Он вынул из кармана какую-то тряпку. Я тщательно стер с его лица кровь, снег и мыло. Щеки у него блестели как новые. Он был выбрит на славу, только возле уха краснела царапина с почерневшим уже рубинчиком на краю. Он провел ладонью по бритым местам.

«Постой, – сказал я. – Это не все. Нужно подправить брови, – они у тебя гуще моих».

Я взял ножницы и очень осторожно отхватил несколько волосков.

«Вот теперь отлично. А причешу я тебя, когда сменишь рубашку».

«Вашу дадите?» – спросил он и бесцеремонно пощупал мою шелковую грудь.

«Э, да у тебя ногти не первой чистоты!» – воскликнул я весело.

Я не раз делал маникюр Лиде и теперь без особого труда привел эти десять грубых ногтей в порядок, – причем все сравнивал его руки с моими, – они были крупнее и темнее, – но ничего, со временем побледнеют. Кольца обручального не ношу, так что пришлось нацепить на его руку всего только часики. Он шевелил пальцами, поворачивал так и сяк кисть, очень довольный.

«Теперь живо. Переоденемся. Сними все с себя, дружок, до последней нитки».

Феликс крякнул: холодно будет.

«Ничего. Это одна минута. Ну-с, поторапливайся».

Осклабясь, он скинул свой куцый пиджак, снял через голову мохнатую темную фуфайку. Рубашка под ней была болотно-зеленая, с галстуком из той же материи. Затем он разулся, сдернул заштопанные мужской рукой носки и жизнерадостно ёкнул, прикоснувшись босою ступней к зимней земле. Простой человек любит ходить босиком: летом, на травке, он первым делом разувается, но даже и зимой приятно, – напоминает, может быть, детство или что-нибудь такое.

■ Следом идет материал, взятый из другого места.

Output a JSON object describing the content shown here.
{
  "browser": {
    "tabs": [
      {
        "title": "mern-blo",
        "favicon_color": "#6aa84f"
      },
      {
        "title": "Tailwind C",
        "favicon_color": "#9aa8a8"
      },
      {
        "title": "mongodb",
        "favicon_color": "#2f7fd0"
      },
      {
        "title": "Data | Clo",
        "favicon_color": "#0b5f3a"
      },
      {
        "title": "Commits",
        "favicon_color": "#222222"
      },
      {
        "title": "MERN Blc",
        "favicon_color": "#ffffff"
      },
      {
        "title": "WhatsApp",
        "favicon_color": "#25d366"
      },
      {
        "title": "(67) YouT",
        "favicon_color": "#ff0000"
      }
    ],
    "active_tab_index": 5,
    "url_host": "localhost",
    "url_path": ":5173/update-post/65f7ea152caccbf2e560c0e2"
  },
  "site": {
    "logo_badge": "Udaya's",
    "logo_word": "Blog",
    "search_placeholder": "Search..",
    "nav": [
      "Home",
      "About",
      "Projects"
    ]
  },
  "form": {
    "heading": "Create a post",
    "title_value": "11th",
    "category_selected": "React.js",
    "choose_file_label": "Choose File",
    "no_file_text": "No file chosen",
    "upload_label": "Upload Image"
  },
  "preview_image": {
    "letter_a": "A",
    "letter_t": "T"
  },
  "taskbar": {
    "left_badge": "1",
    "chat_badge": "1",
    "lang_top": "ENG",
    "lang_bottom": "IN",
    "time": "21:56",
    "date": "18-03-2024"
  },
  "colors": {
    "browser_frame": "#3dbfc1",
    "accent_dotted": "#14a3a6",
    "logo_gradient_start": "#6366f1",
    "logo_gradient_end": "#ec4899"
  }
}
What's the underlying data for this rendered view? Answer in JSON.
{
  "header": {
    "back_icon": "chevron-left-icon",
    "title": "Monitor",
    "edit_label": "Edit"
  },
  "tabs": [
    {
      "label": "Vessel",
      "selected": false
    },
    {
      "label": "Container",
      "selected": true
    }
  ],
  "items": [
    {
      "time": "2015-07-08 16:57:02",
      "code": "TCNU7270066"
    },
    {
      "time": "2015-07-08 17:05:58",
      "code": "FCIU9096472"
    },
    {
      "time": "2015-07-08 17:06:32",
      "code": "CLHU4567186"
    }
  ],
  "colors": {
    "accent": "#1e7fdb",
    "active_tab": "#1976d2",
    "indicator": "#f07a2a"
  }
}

Я стоял поодаль, развязывая галстук, и внимательно смотрел на Феликса.

«Ну, дальше, дальше!» – крикнул я, заметив, что он замешкался.

Он не без стыдливой ужимки спустил штаны с белых, безволосых ляжек. Освободился и от рубашки. В зимнем лесу стоял передо мной голый человек.

Необычайно быстро, с легкой стремительностью некоего Фреголи, я разделся, кинул ему верхнюю оболочку моего белья, – пока он ее надевал, ловко вынул из снятого с себя костюма деньги и еще кое-что и спрятал это в карманы непривычно узких штанов, которые на себя с виртуозной живостью натянул. Его фуфайка оказалась довольно теплой, а пиджак был мне почти по мерке: я похудел за последнее время.

Феликс между тем нарядился в мое розовое белье, но был еще бос. Я дал ему носки, подвязки, но тут заметил, что и ноги его требуют отделки. Он поставил ступню на подножку автомобиля, и мы занялись торопливым педикюром. Боюсь, что он успел простудиться – в одном нижнем белье. Потом он вымыл ноги снегом, как это сделал кто-то у Мопассана, и с понятным наслаждением надел носки.